Newsletters - eagerness kills the sale
July 7th, 2004 by Bill
I’ve been working with online newsletters for a while now and I have found one of the biggest mistakes you can make is to be overly eager in your writing. By this I mean the use of what has become known as marketing "happy-talk." It’s not just language though; sometimes it’s punctuation and the use of case.
For the newsletters I work on I am both a writer and editor. I put together some material and in other cases I edit what others have submitted. The editing often involves removing exclamation marks (!) and changing uppercase to lower. In other words, I tone down the eagerness of what has been written because it comes across as overkill - or oversell, to be more precise.
As for language, often the overly eager want to pepper their sentences with modifiers - the best, the greatest, the newest and all that other hooey that not only do the readers not want or need, but sends signals to them that there is a lack of content in the newsletter item (whether that is true or not).
I’m not saying anything new here. It’s been written about many times and expressed in better than ways than I am doing.

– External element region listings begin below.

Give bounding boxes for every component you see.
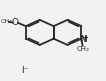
Text: CH₃: CH₃ — [76, 46, 89, 52]
Text: O: O — [11, 18, 18, 27]
Text: I⁻: I⁻ — [22, 66, 29, 75]
Text: +: + — [82, 35, 88, 41]
Text: N: N — [79, 35, 86, 44]
Text: CH₃: CH₃ — [1, 19, 13, 24]
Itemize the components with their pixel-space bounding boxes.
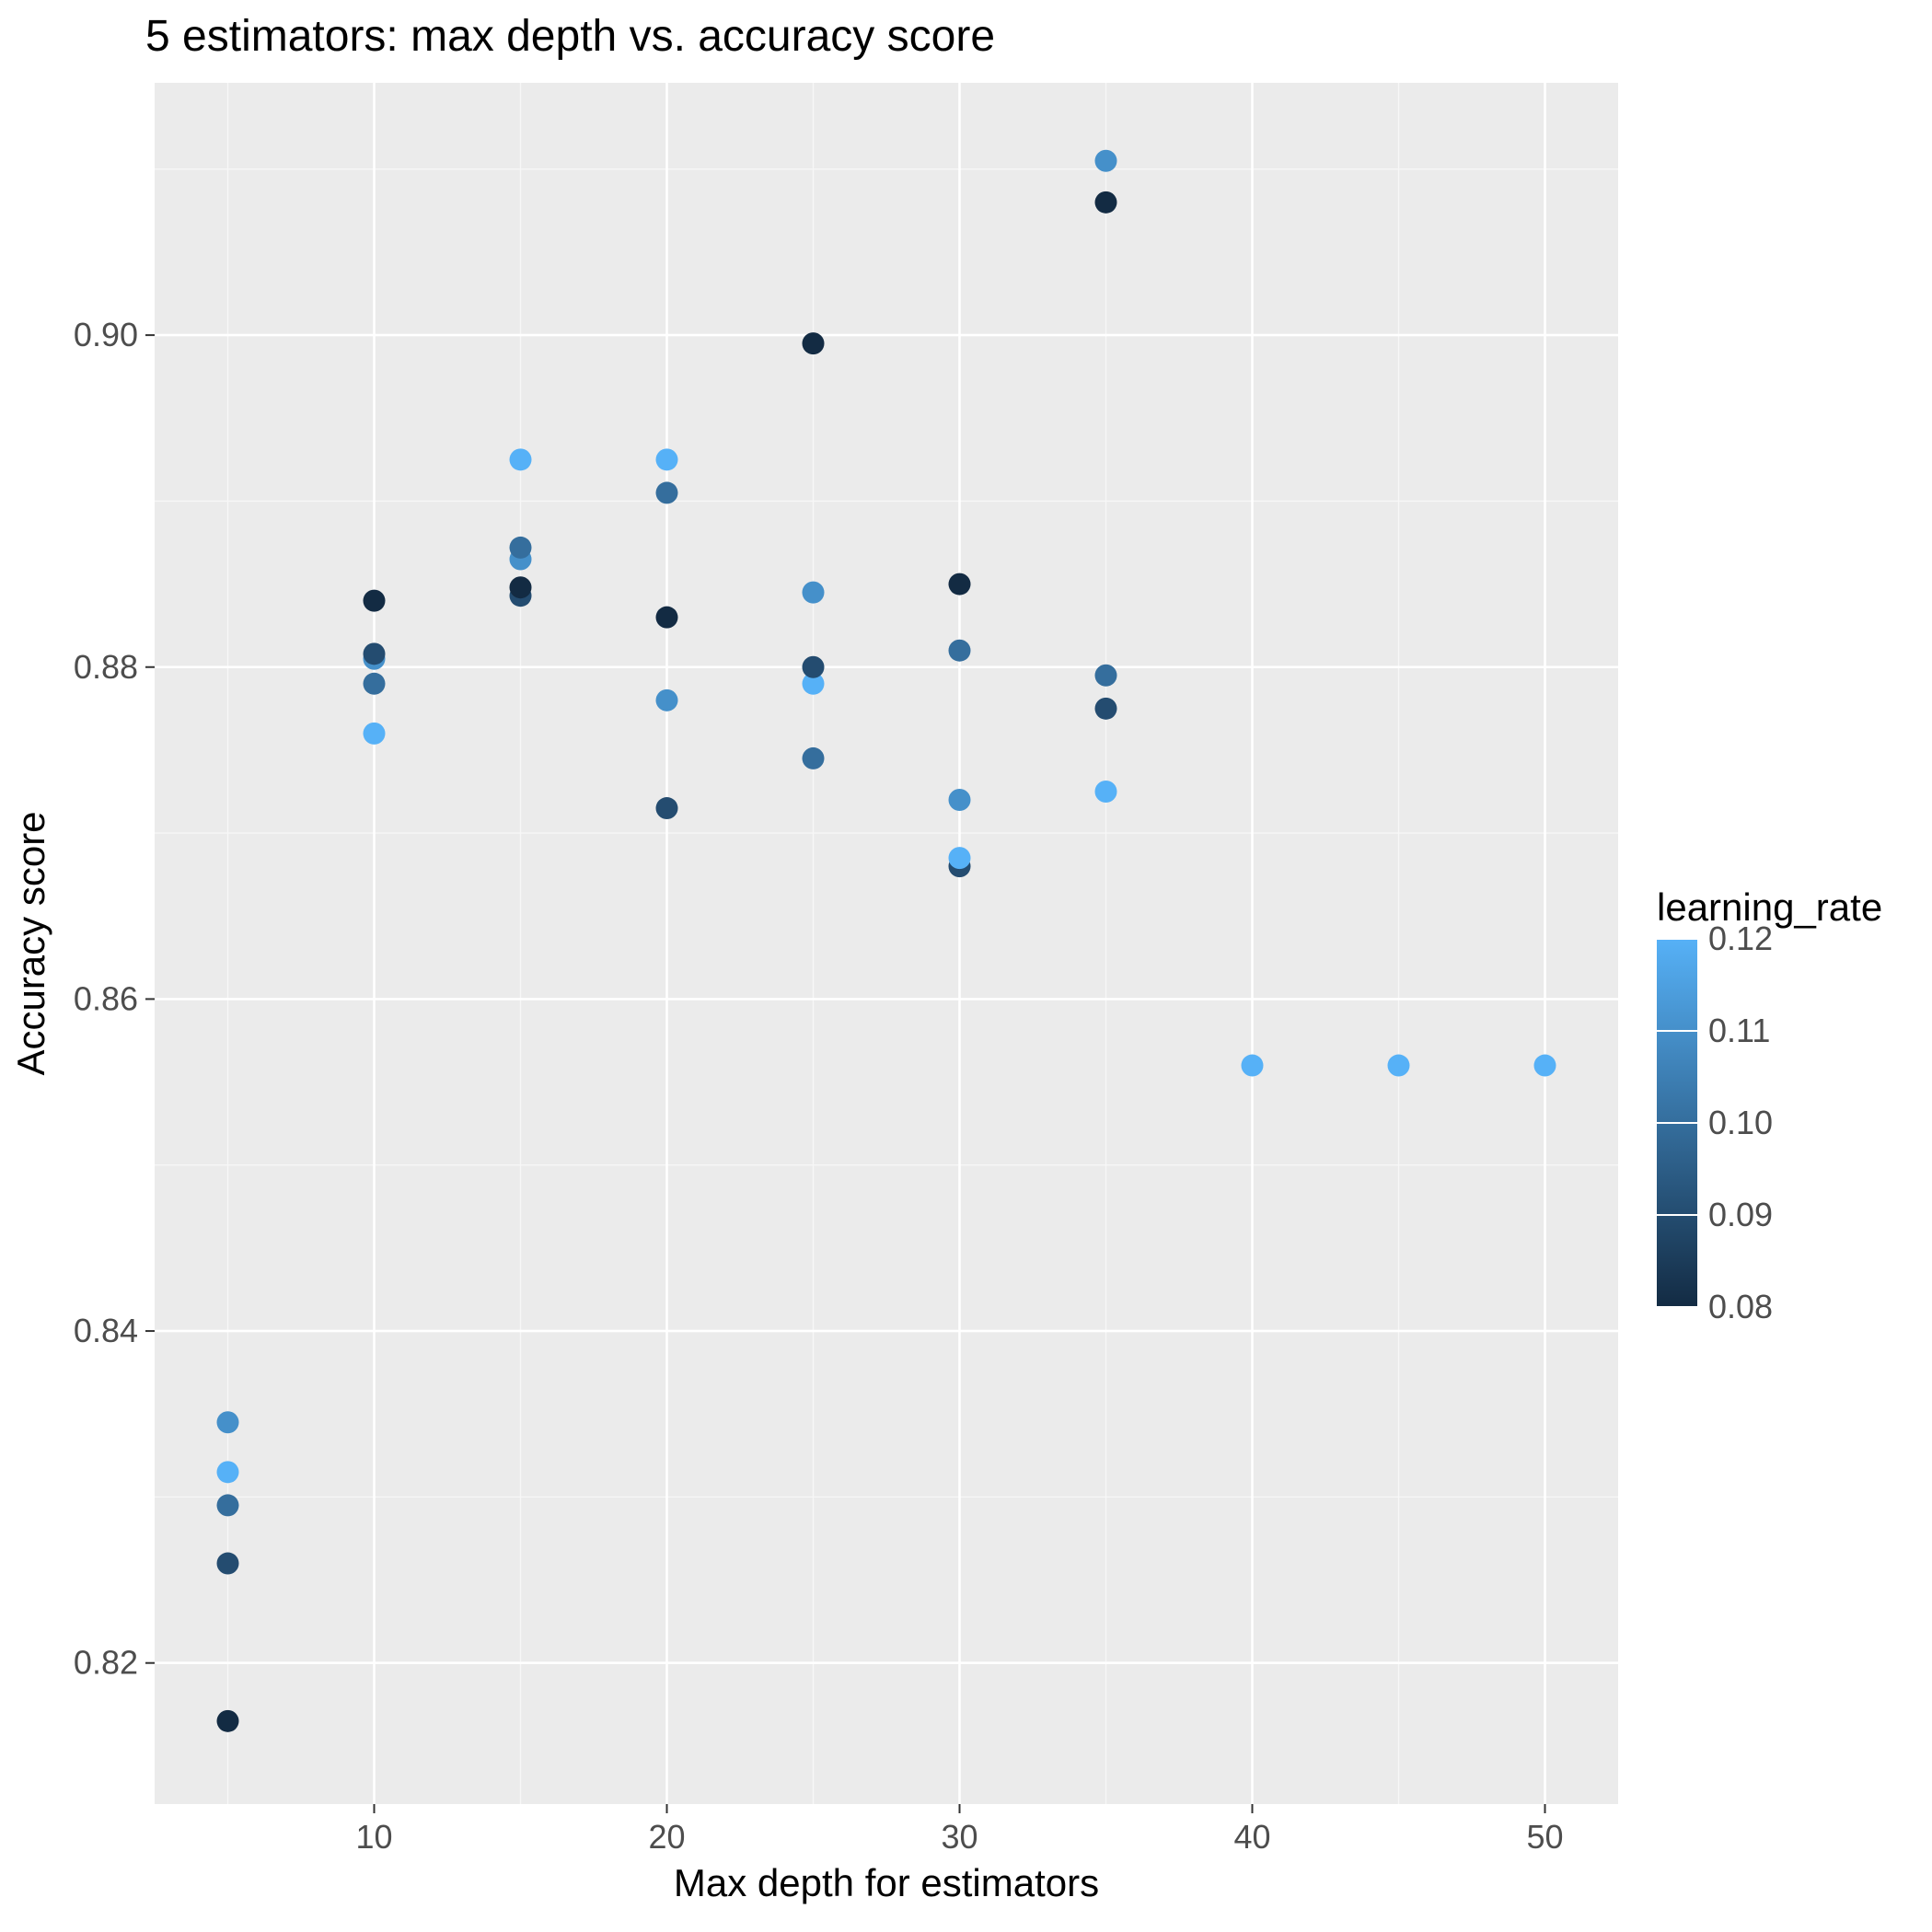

But at the heart of it is what I think is an over-eagerness that comes across as an almost desperate plea to, "Please buy what I’m trying to sell." And this is inevitably a turn off.
The best approach is not to be bland but to be helpful. The words can be creative if you forget about selling and simply try communicating - be conversational and friendly and, again, helpful. Provide information without hoopla. Show people how easy it is to buy. Consider them friends rather than potential sales.
Odds are you’ll end up selling a lot more.